The what-really-matters couch

Our current sofa (above) may well be my favorite, even though it is lumpy and spilled-upon (mostly coffee, and because it is coffee-colored, that’s okay). We bought it to fit in our downtown apartment, the one we moved to in order to leverage our empty nest phase for every ounce of its worth. We did not buy this couch for us, though we liked it a lot. We bought it for the people who sit on it. Our kids and their kids (who don’t exactly sit; they climb and jump). Our friends who eat and study and talk and play games on it. Our refugee neighbors, who need the welcome of a home and a couch to sit among friends.

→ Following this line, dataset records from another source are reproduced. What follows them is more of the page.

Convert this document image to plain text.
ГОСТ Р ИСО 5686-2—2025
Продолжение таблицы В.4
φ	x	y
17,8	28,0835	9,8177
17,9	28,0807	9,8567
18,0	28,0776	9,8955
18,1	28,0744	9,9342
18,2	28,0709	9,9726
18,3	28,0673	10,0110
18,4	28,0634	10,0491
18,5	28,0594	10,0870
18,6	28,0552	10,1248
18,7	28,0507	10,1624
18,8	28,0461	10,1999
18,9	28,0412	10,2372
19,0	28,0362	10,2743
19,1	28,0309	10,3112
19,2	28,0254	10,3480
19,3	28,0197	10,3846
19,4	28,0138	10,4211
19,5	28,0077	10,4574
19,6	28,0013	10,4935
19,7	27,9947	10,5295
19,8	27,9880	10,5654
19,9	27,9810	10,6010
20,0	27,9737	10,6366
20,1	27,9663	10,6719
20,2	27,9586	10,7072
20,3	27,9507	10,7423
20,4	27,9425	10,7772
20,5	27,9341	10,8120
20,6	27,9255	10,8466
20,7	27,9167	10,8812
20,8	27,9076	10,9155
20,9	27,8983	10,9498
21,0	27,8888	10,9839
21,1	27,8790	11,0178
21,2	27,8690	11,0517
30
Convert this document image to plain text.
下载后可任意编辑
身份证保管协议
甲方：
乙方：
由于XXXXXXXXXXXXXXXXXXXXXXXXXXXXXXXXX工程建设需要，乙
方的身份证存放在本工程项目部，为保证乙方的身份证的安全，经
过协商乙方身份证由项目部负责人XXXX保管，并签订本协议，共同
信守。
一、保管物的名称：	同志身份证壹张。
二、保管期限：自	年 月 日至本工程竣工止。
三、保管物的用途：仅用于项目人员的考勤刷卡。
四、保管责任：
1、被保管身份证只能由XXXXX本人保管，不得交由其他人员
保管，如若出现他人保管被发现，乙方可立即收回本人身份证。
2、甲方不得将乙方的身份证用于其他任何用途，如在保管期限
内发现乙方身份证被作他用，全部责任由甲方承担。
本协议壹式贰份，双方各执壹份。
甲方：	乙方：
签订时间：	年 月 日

Paul said, “You have been purchased at a great price, so use your body to bring glory to God!” (1 Cor. 6:20) We used to say “people before things” to remember that our kid’s unbreakable habit of putting their feet on the couch was a lesser evil, if an evil at all. But now we understand that God’s glory can be found when we take the next step and purchase “things for people.”

The circle-of-life couch

Bill keeps talking about replacing our sectional with our “last couch.” I always wonder what he’s saying about our life expectancy. Besides, couches do not live long, I remind him. And he says, “They do if you spend enough money on them.”

This is a new development in my husband’s otherwise conservative economy, and I’m tempted to take advantage of it. But not yet.

As I write, I’m sitting on a hand-me-down sofa in our office. It’s the one my mom bought not long after my dad died. And it strikes me that we’ve never really outgrown those early lessons in the early stages. We’re still learning what is comfortable and right and beautiful.

Meanwhile, we sit on our lumpy sofa downstairs and tell our story to each other. Now more than ever we’re convinced that this is a grand story indeed.